Author: Simon Stokes
The House of Commons Treasury Committee has just published its Report on Digital Currencies – or as it now prefers to call them "crypto-assets" as they are not really currencies at all, at least not at the moment. The Report's conclusions are that the area clearly needs regulating by the FCA – at a minimum the Report recommends that the issuance of Initial Coin Offerings (ICOs) and crypto exchange services are regulated. See here.
Indeed the current lack of regulation on this area raises clear risks for investors who find themselves unprotected if things go wrong – they are risky and highly volatile investments - and it has long been the case that crypto currencies are attractive means of payment for criminals, facilitating cyber crime, terrorist financing and money laundering. ICOs are also highly risky – over 900 ICOs have failed and are currently unregulated yet as the MIT Media Lab argued in their evidence to the Committee "ICOs are essentially a new method of capital raising for a new enterprise [and] they should not be able to avoid relevant securities regulations just by tweaking the form."

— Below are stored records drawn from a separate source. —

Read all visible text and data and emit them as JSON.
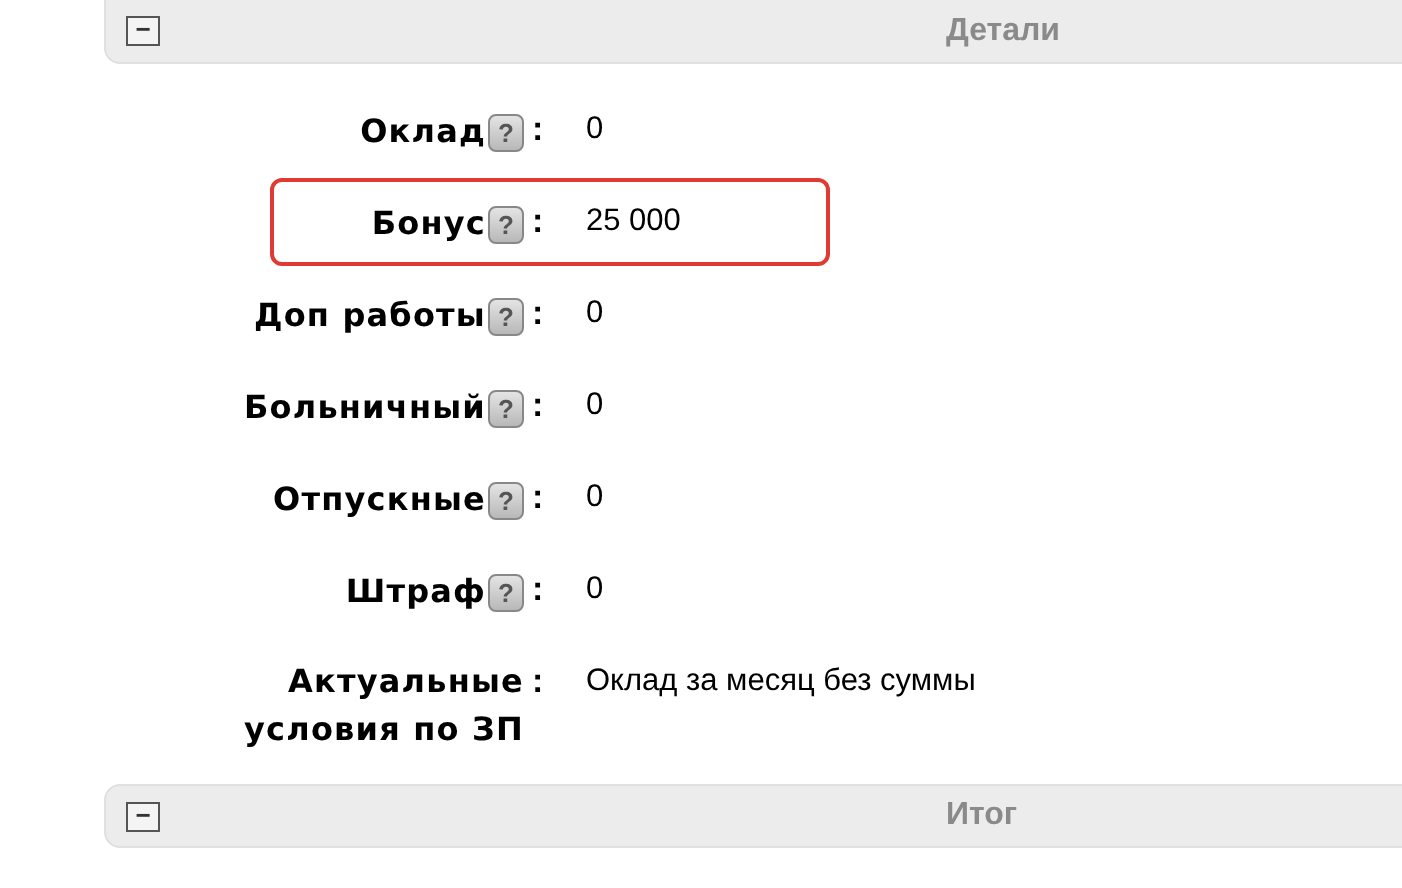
{
  "sections": [
    {
      "title": "Детали",
      "expanded": true,
      "collapse_icon": "−",
      "rows": [
        {
          "label": "Оклад",
          "help": "?",
          "value": "0",
          "highlighted": false
        },
        {
          "label": "Бонус",
          "help": "?",
          "value": "25 000",
          "highlighted": true
        },
        {
          "label": "Доп работы",
          "help": "?",
          "value": "0",
          "highlighted": false
        },
        {
          "label": "Больничный",
          "help": "?",
          "value": "0",
          "highlighted": false
        },
        {
          "label": "Отпускные",
          "help": "?",
          "value": "0",
          "highlighted": false
        },
        {
          "label": "Штраф",
          "help": "?",
          "value": "0",
          "highlighted": false
        },
        {
          "label": "Актуальные условия по ЗП",
          "value": "Оклад за месяц без суммы",
          "highlighted": false
        }
      ]
    },
    {
      "title": "Итог",
      "expanded": true,
      "collapse_icon": "−"
    }
  ],
  "colon": ":"
}
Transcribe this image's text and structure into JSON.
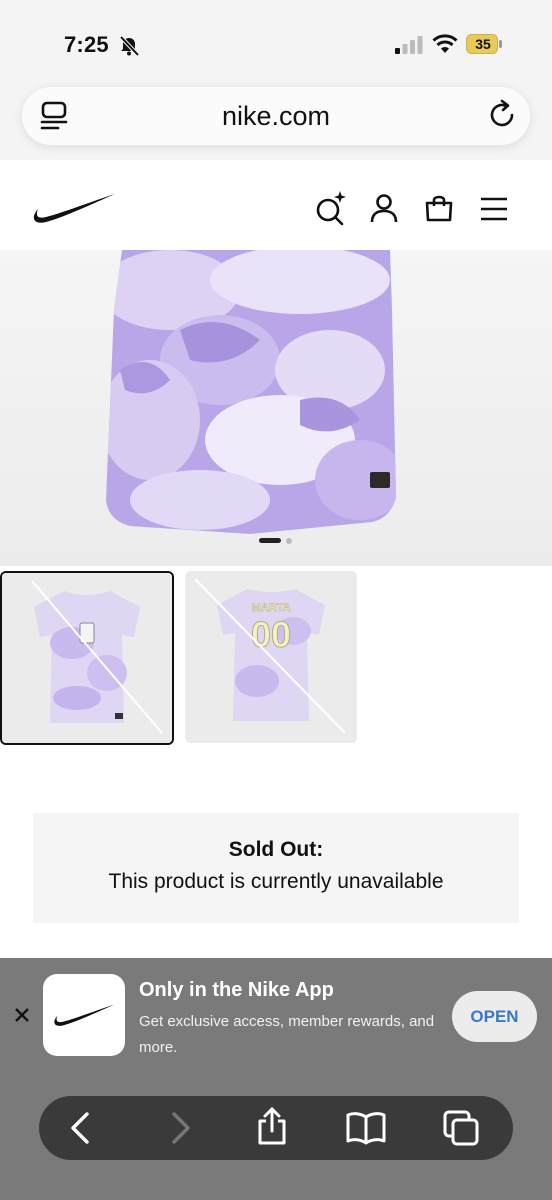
{
  "status_bar": {
    "time": "7:25",
    "battery": "35"
  },
  "browser": {
    "url": "nike.com"
  },
  "sold_out": {
    "title": "Sold Out:",
    "message": "This product is currently unavailable"
  },
  "app_banner": {
    "title": "Only in the Nike App",
    "description": "Get exclusive access, member rewards, and more.",
    "open_label": "OPEN"
  },
  "jersey_back": {
    "name_text": "MARTA",
    "number_text": "00"
  },
  "colors": {
    "jersey_lavender": "#b9a6e8",
    "jersey_light": "#e9e2f8",
    "banner_bg": "#7a7a7a",
    "open_text": "#3b78c7"
  },
  "icons": [
    "mute-bell-icon",
    "signal-icon",
    "wifi-icon",
    "battery-icon",
    "reader-icon",
    "reload-icon",
    "nike-swoosh-icon",
    "search-ai-icon",
    "account-icon",
    "bag-icon",
    "menu-icon",
    "close-icon",
    "back-icon",
    "forward-icon",
    "share-icon",
    "bookmarks-icon",
    "tabs-icon"
  ]
}
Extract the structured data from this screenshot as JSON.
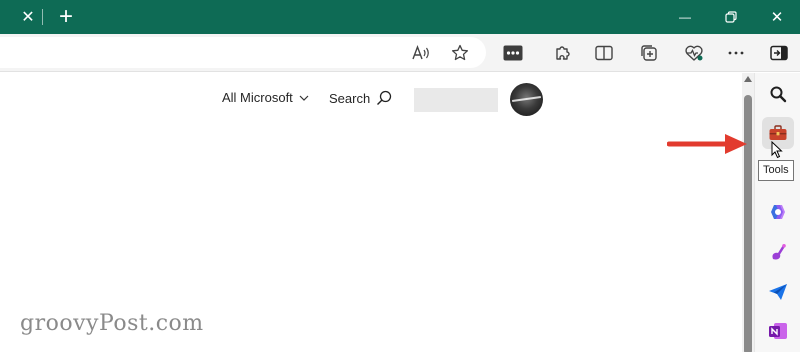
{
  "window": {
    "close_tab_glyph": "✕",
    "new_tab_glyph": "+",
    "minimize_glyph": "—",
    "close_glyph": "✕"
  },
  "page": {
    "all_microsoft": "All Microsoft",
    "search": "Search",
    "watermark": "groovyPost.com"
  },
  "sidebar": {
    "tooltip": "Tools"
  },
  "colors": {
    "titlebar": "#0e6b55",
    "annotation_arrow": "#e23b2e",
    "tools_icon": "#c8432b"
  }
}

The Report also punctures some of the hype around blockchain – although small scale uses for blockchain may exist – "the Committee has not been presented with any evidence to suggest that universal applications of the technology are currently reliably operational."
Those involved in blockchain and crypto-assets ought to welcome the Report. Sensible regulation of this area in the UK will do much to enhance confidence in the opportunities these technologies undoubtedly present. The current legal wild west benefits no one except the crypto cowboys. Looking to the longer term it is clear, despite the Report's reservations, that blockchain is a disruptive technology – it may have most impact in helping facilitate smart contracts where the contract is the code – this will revolutionise commerce. The Report does not address this area. However other countries are looking at ways to ensure that smart contracts are enforceable (with laws already in place in certain jurisdictions e.g. Arizona and Tennessee in the USA) - it is critical that the law helps not hinders their use. In the UK this area is now being looked at by the Law Commission who have started an initiative here recently. As the Law Commission note: "It is important to ensure that English courts and law remain a competitive choice for business. Therefore, there is a compelling case for a Law Commission scoping study to review the current English legal framework as it applies to smart contracts."
Getting a sensible regulatory regime in place for crypto-assets in place first would be a good starting point. For smart contracts to develop both the public and business need to have confidence in blockchain and crypto-assets are currently its most widespread (and riskiest) manifestation.